Editor note: This article is based upon an email written by Rich Armstrong which summarized the recent development of birding in Yavapai County. It is used with his permission.
Although there have been many birders both past and present who have contributed to the body of birding information, this story begins in 2011 with the arrival of Rich and Nanette Armstrong in the Sedona area. Rich and Nanette came here from Texas by way of Oregon and both have excellent birding credentials. Rich will tell you that he is “second best birder in my house”. Since 2011 Rich has become the focal point for birding activity in the Verde Valley, Arizona. He works tirelessly to bird but, more than that, Rich donates his time to the cause of increasing the number of birders in Yavapai County. He is also NAAS Steward for Sedona Wetlands and teaches an Introduction to birding in the Olli program.
The eBird data listed Rich Armstrong with 209 species in the Verde Valley. At this stage in history, few birders were using eBird but this will change.
Rich again topped the list with 220 species reported but Sam Hough reported 189 species and Dena Greenwood listed 167. Vic Nelson arrived in the Verde Valley and reported 150 and Jeff Tanner listed 64 Species.
Sam Hough set a record with 271 species! Rich reported 261, Vic Nelson recorded 232, Jeff Tanner had 169 and Dena Greenwood reported 144. Tina Greenawalt joined the listers with 85 species that year.
Sam’s total grew to 281 species, Rich had 258, Vic reported 245, Dena had 196 and Julie Wills joined the listers with 169 while Holly Kleindist listed 167. Rob Bonner joined with 142 species and Tina recorded 130.
Sam reported 273 species, Eric Gofreed joined the listers with 255, Holly had 250, Rich reported 247, and Vic had 240. Rob Bonner recorded 196, Lisa Grubbs listed 190, Julie Wills had 163, Mark Philippart had 158 and Matt Crozier joined the group with 143 species.
Sam Hough broke his own record with a whopping 285 species, Holly came in second with 280, Eric reported 260, Vic had 255 and Rich recorded 253, Rob had 233 species and Chip Engleman joined with 220. Lydia Delventhal joined with 130 species and John Hildebrand joined the listers and recorded 120. When lists were combined, 308 bird species were recorded in Yavapai County.
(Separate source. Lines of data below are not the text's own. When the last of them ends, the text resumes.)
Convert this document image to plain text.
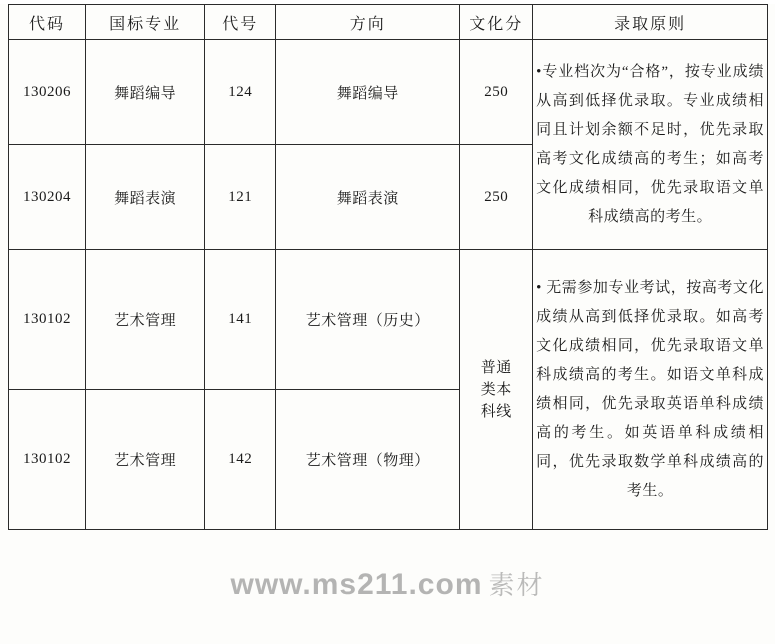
代码	国标专业	代号	方向	文化分	录取原则
130206	舞蹈编导	124	舞蹈编导	250	•专业档次为“合格”，按专业成绩从高到低择优录取。专业成绩相同且计划余额不足时，优先录取高考文化成绩高的考生；如高考文化成绩相同，优先录取语文单科成绩高的考生。

130204	舞蹈表演	121	舞蹈表演	250	
130102	艺术管理	141	艺术管理（历史）	普通类本科线	• 无需参加专业考试，按高考文化成绩从高到低择优录取。如高考文化成绩相同，优先录取语文单科成绩高的考生。如语文单科成绩相同，优先录取英语单科成绩高的考生。如英语单科成绩相同，优先录取数学单科成绩高的考生。

130102	艺术管理	142	艺术管理（物理）		
www.ms211.com 素材
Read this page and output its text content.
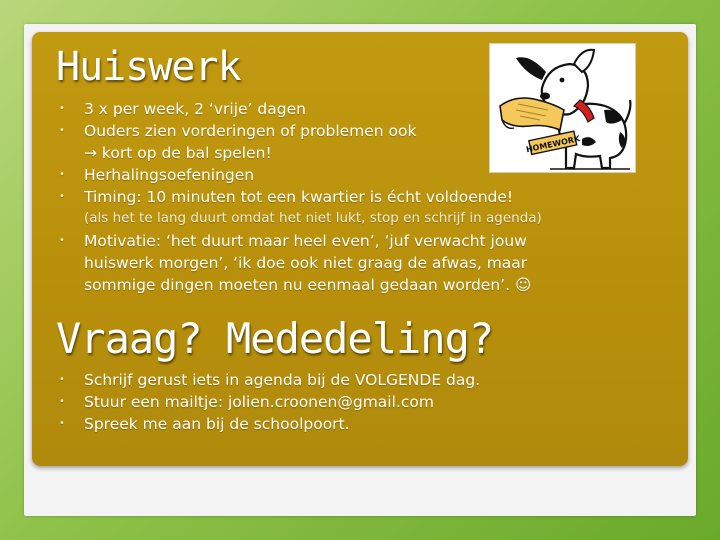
Huiswerk
HOMEWORK
• 3 x per week, 2 ‘vrije’ dagen
• Ouders zien vorderingen of problemen ook
→ kort op de bal spelen!
• Herhalingsoefeningen
• Timing: 10 minuten tot een kwartier is écht voldoende!
(als het te lang duurt omdat het niet lukt, stop en schrijf in agenda)
• Motivatie: ‘het duurt maar heel even’, ‘juf verwacht jouw
huiswerk morgen’, ‘ik doe ook niet graag de afwas, maar
sommige dingen moeten nu eenmaal gedaan worden’. ☺
Vraag? Mededeling?
• Schrijf gerust iets in agenda bij de VOLGENDE dag.
• Stuur een mailtje: jolien.croonen@gmail.com
• Spreek me aan bij de schoolpoort.
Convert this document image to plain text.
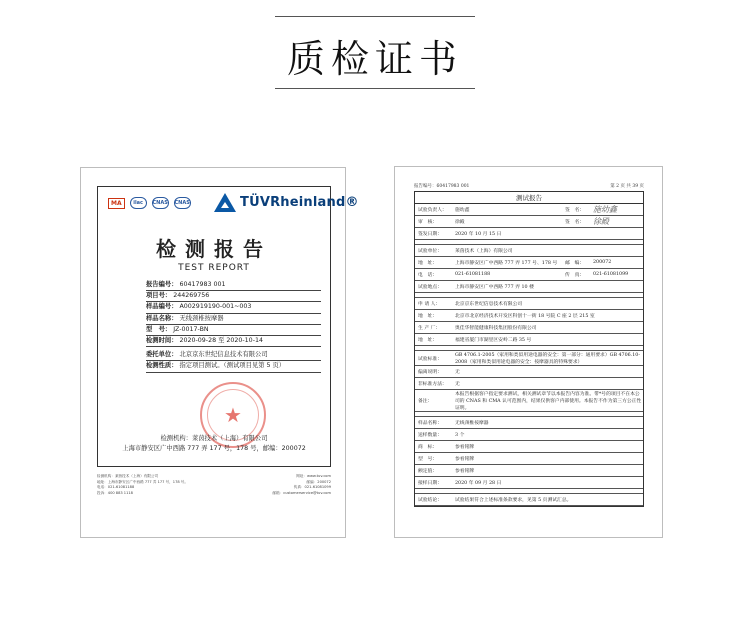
质检证书
MA	ilac	CNAS CNAS	TÜVRheinland®
检测报告
TEST REPORT
报告编号： 60417983 001
项目号： 244269756
样品编号： A002919190-001~003
样品名称： 无线颈椎按摩器
型　号： JZ-0017-BN
检测时间： 2020-09-28 至 2020-10-14
委托单位： 北京京东世纪信息技术有限公司
检测性质： 指定项目测试。（测试项目见第 5 页）
★
检测机构：莱茵技术（上海）有限公司
上海市静安区广中西路 777 弄 177 号，178 号，邮编：200072
检测机构：莱茵技术（上海）有限公司	网址：www.tuv.com
地址：上海市静安区广中西路 777 弄 177 号，178 号。	邮编：200072
电话：021-61081188	传真：021-61081099
投诉：400 883 1118	邮箱：customerservice@tuv.com
报告编号：60417983 001	第 2 页 共 39 页
测试报告
试验负责人：	施幼鑫	签　名：	施幼鑫
审　核：	徐殿	签　名：	徐殿
签发日期：	2020 年 10 月 15 日
试验单位：	莱茵技术（上海）有限公司
地　址：	上海市静安区广中西路 777 弄 177 号、178 号	邮　编：	200072
电　话：	021-61081188	传　真：	021-61081099
试验地点：	上海市静安区广中西路 777 弄 10 楼
申 请 人：	北京京东世纪信息技术有限公司
地　址：	北京市北京经济技术开发区科创十一街 18 号院 C 座 2 层 215 室
生 产 厂：	奥佳华智能健康科技集团股份有限公司
地　址：	福建省厦门市湖里区安岭二路 35 号
试验标准：
GB 4706.1-2005（家用和类似用途电器的安全：第一部分：通用要求）GB 4706.10-2008（家用和类似用途电器的安全：按摩器具的特殊要求）
偏离说明：	无
非标准方法：	无
备注：
本报告根据客户指定要求测试，相关测试章节以本报告内容为准。带*号的项目不在本公司的 CNAS 和 CMA 认可范围内，结果仅供客户内部使用。本报告不作为第三方公正性证明。
样品名称：	无线颈椎按摩器
送样数量：	3 个
商　标：	参看铭牌
型　号：	参看铭牌
额定值：	参看铭牌
接样日期：	2020 年 09 月 28 日
试验结论：	试验结果符合上述标准条款要求，见第 5 页测试汇总。
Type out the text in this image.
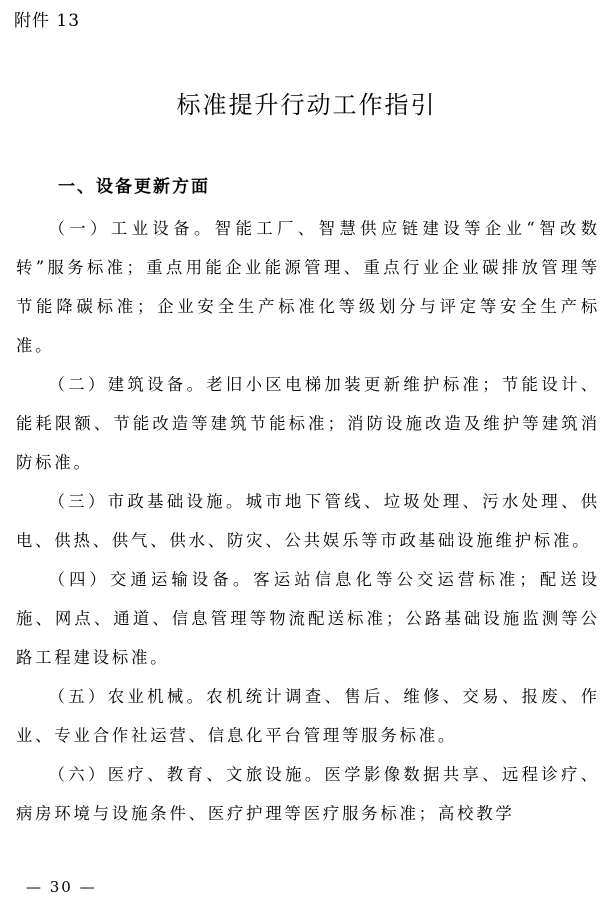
附件 13
标准提升行动工作指引
一、设备更新方面

（一）工业设备。智能工厂、智慧供应链建设等企业“智改数转”服务标准；重点用能企业能源管理、重点行业企业碳排放管理等节能降碳标准；企业安全生产标准化等级划分与评定等安全生产标准。

（二）建筑设备。老旧小区电梯加装更新维护标准；节能设计、能耗限额、节能改造等建筑节能标准；消防设施改造及维护等建筑消防标准。

（三）市政基础设施。城市地下管线、垃圾处理、污水处理、供电、供热、供气、供水、防灾、公共娱乐等市政基础设施维护标准。

（四）交通运输设备。客运站信息化等公交运营标准；配送设施、网点、通道、信息管理等物流配送标准；公路基础设施监测等公路工程建设标准。

（五）农业机械。农机统计调查、售后、维修、交易、报废、作业、专业合作社运营、信息化平台管理等服务标准。

（六）医疗、教育、文旅设施。医学影像数据共享、远程诊疗、病房环境与设施条件、医疗护理等医疗服务标准；高校教学

— 30 —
Wow! That’s a lot of names and numbers. Let’s make a few general comments:
1. Science always looks for trends in numbers. Clearly the number of birds is increasing with time. But one should ask if that reflects an increase in actual species diversity in Yavapai County or is it an artifact of birders getting better and spending more time in the field. The most likely answer to that is an increased enthusiasm, better biders use of eBird, etc. One obvious truth is: the Yavapai County is an awesome place to bird!
2. Notice that each year more birders are listed reporting their sightings. That’s an excellent demonstration of community building. Not only is birding alive and well; it provides a focal point of social growth. Nobody can say that Birding is a solitary activity.
3. If you get out and bird, please report your sightings to eBird. eBird can be used on your computer or on your smart phone. It provides a great central clearinghouse for bird sightings around the world and presents a terrific data base for science.
4. A remarkable item: many of these birders either work a full time job or are absent from the Valley during much of the year!